Fernack's bitter voice broke in on the recitation:

"That's too true to be funny."

"It wasn't meant to be—particularly. Fernack, you know why I'm here. I did a job for you this afternoon—one of those little jobs that Brother Nather is supposed to do and never seems to get around to. Ionetzki was quite a friend of yours, wasn't he?"

"You know a lot" The detective's fists knotted at his sides. "What next?"

"And Nather seems to have been quite a friend of Jack Irboll's. I'm doing your thinking for you. On account of this orgy of devotion, I blew along to see Nather; and I haven't been here half an hour before you blow in yourself. Well, a little while back I asked you why you were here, and I wasn't changing the subject"

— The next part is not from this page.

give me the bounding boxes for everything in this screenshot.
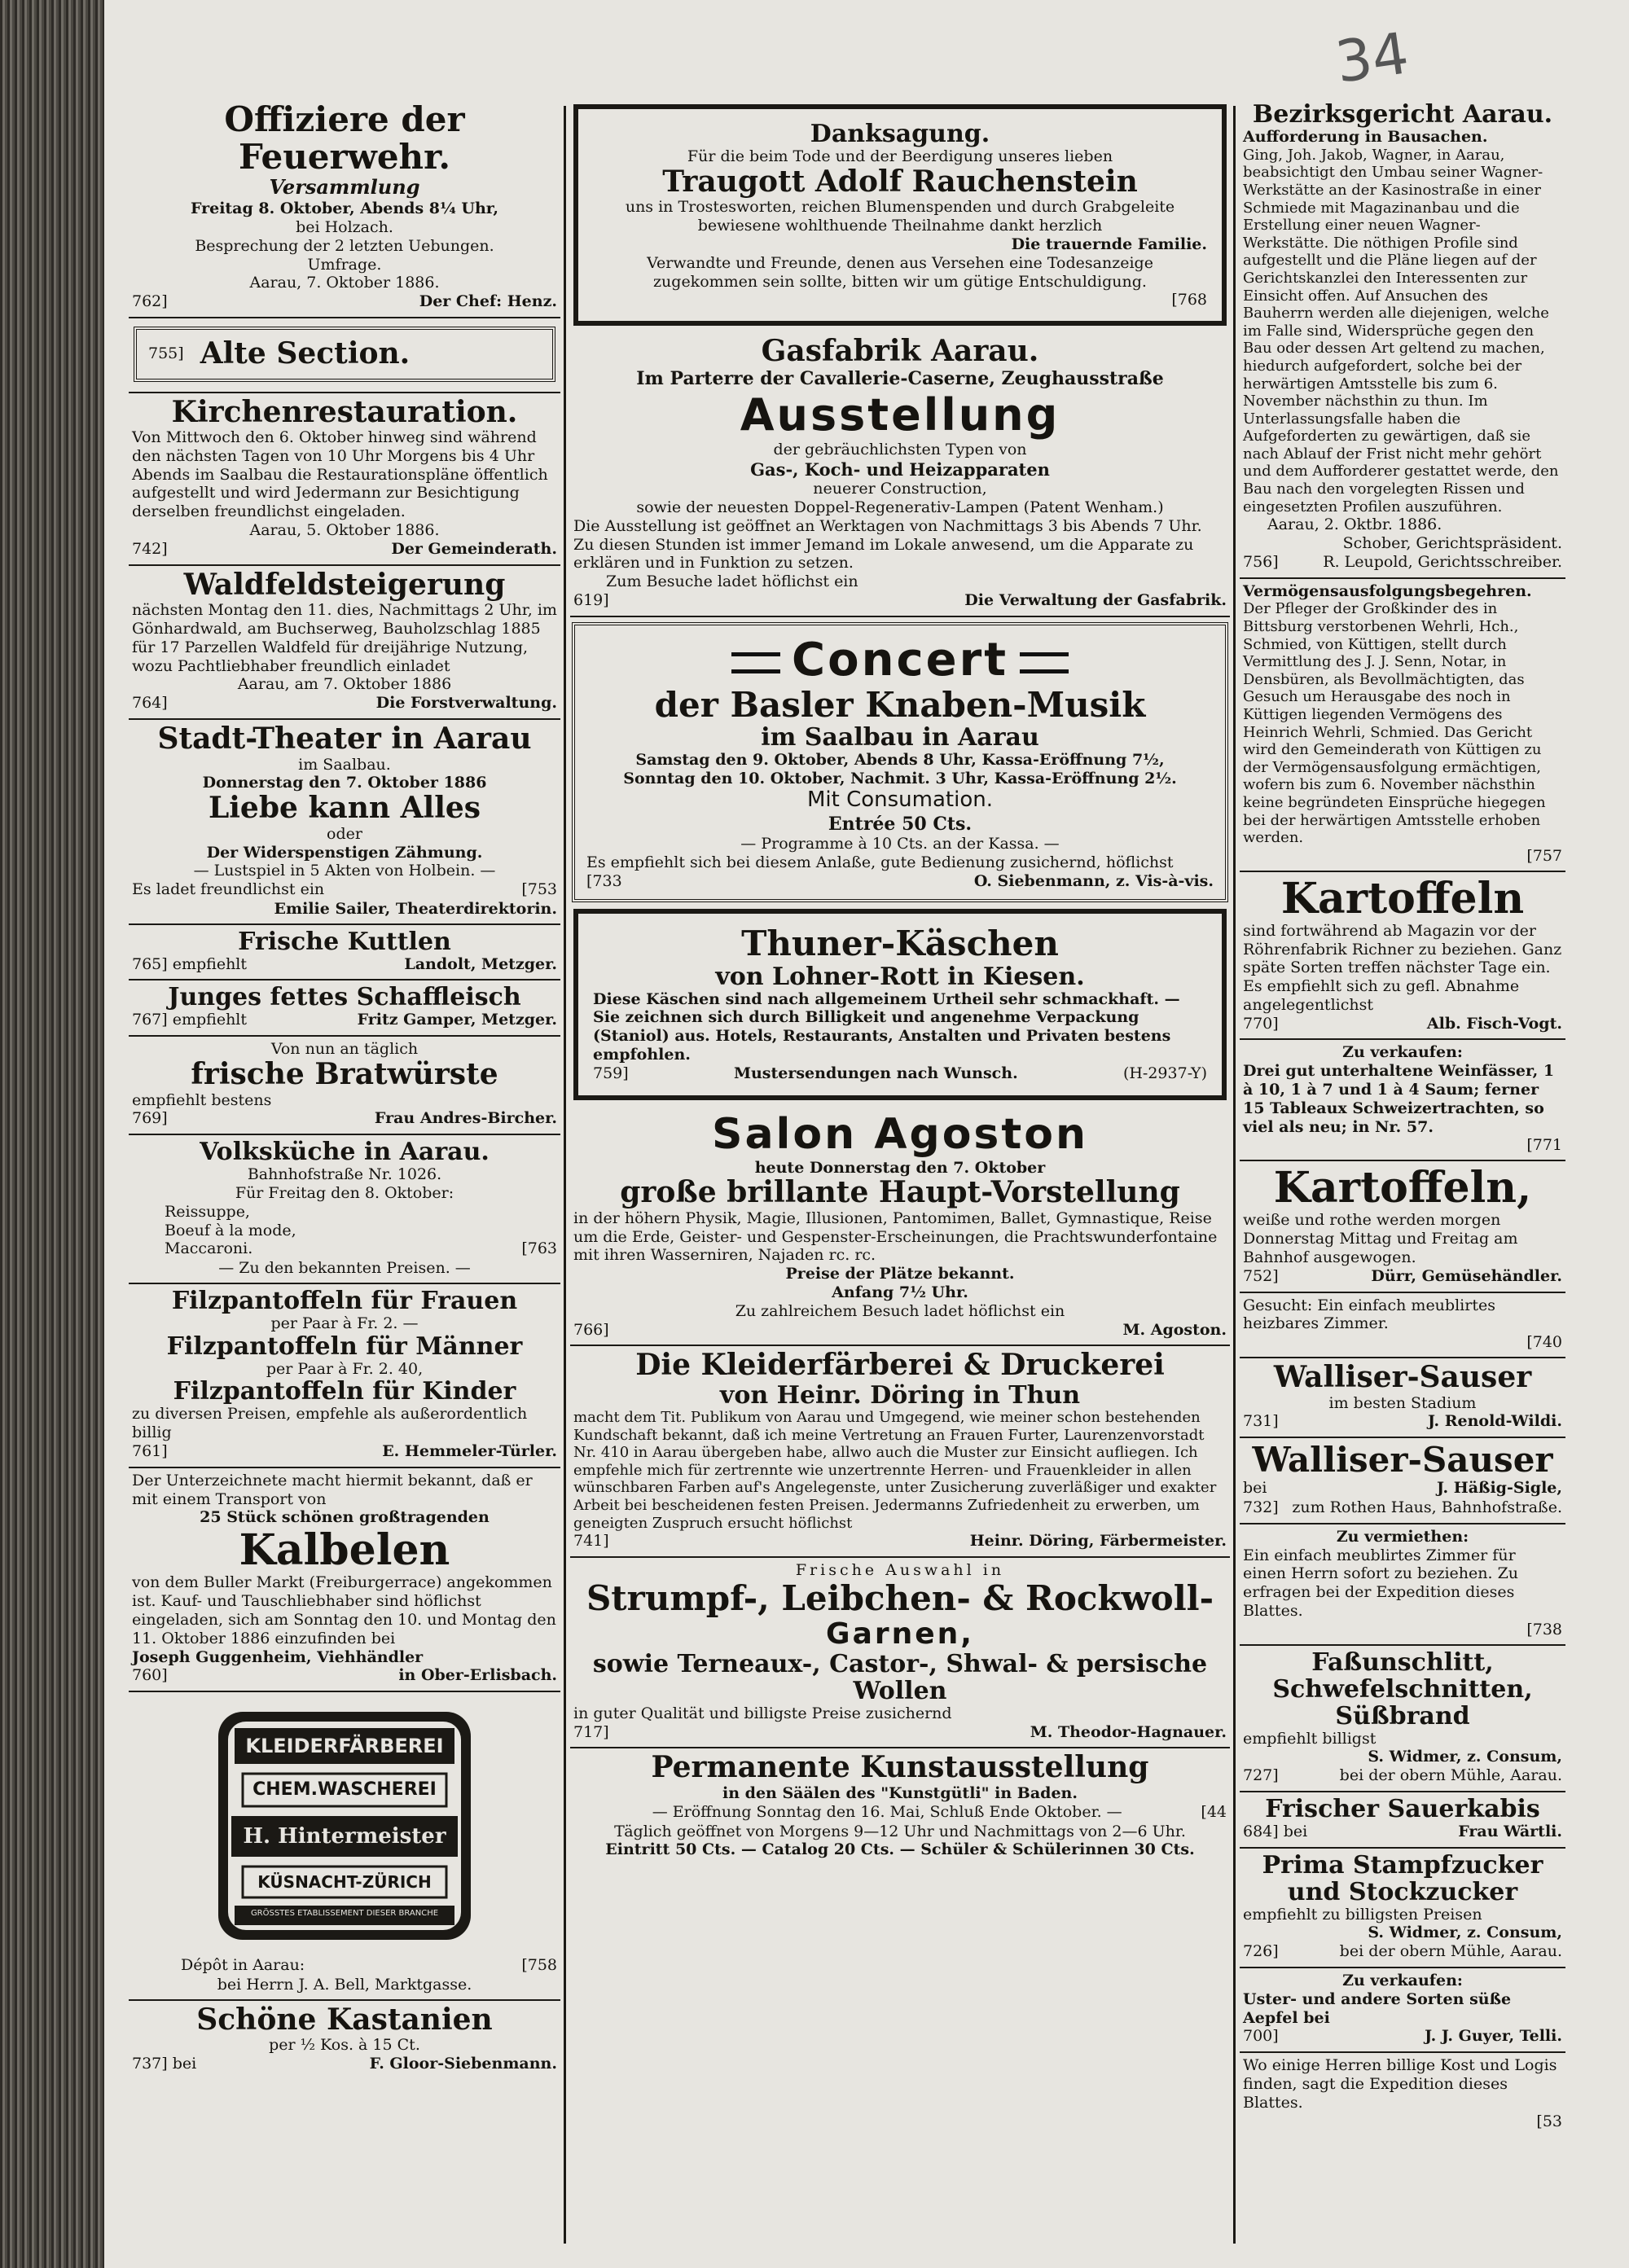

Fernack's mouth tightened. His eyes swerved around to the judge; but Nather's blotchy face was as inexpressive as a slab of lard, except for the high-lights of perspiration on his flushed cheekbones. Fernack looked at the Saint again.

"You want a lot of questions answered for you," he stated flatly.

"I'll try another." Simon drew on his cigarette and looked at the detective through a haze of outgoing smoke. "Maybe you can translate something for me. Translate it into words of one syllable—and try to make me understand."

"What?"

"The Big Fellow says you'd better stay home tonight. He may want you!"

Simon flipped the quotation back hopefully enough, with­out a pause. It leapt across the air like the twang of a broken fiddle string, without giving the audience a half-second's grace in which to brace themselves or rehearse their reactions. But not even in his moments of most malicious optimism had the Saint expected the results which rewarded him.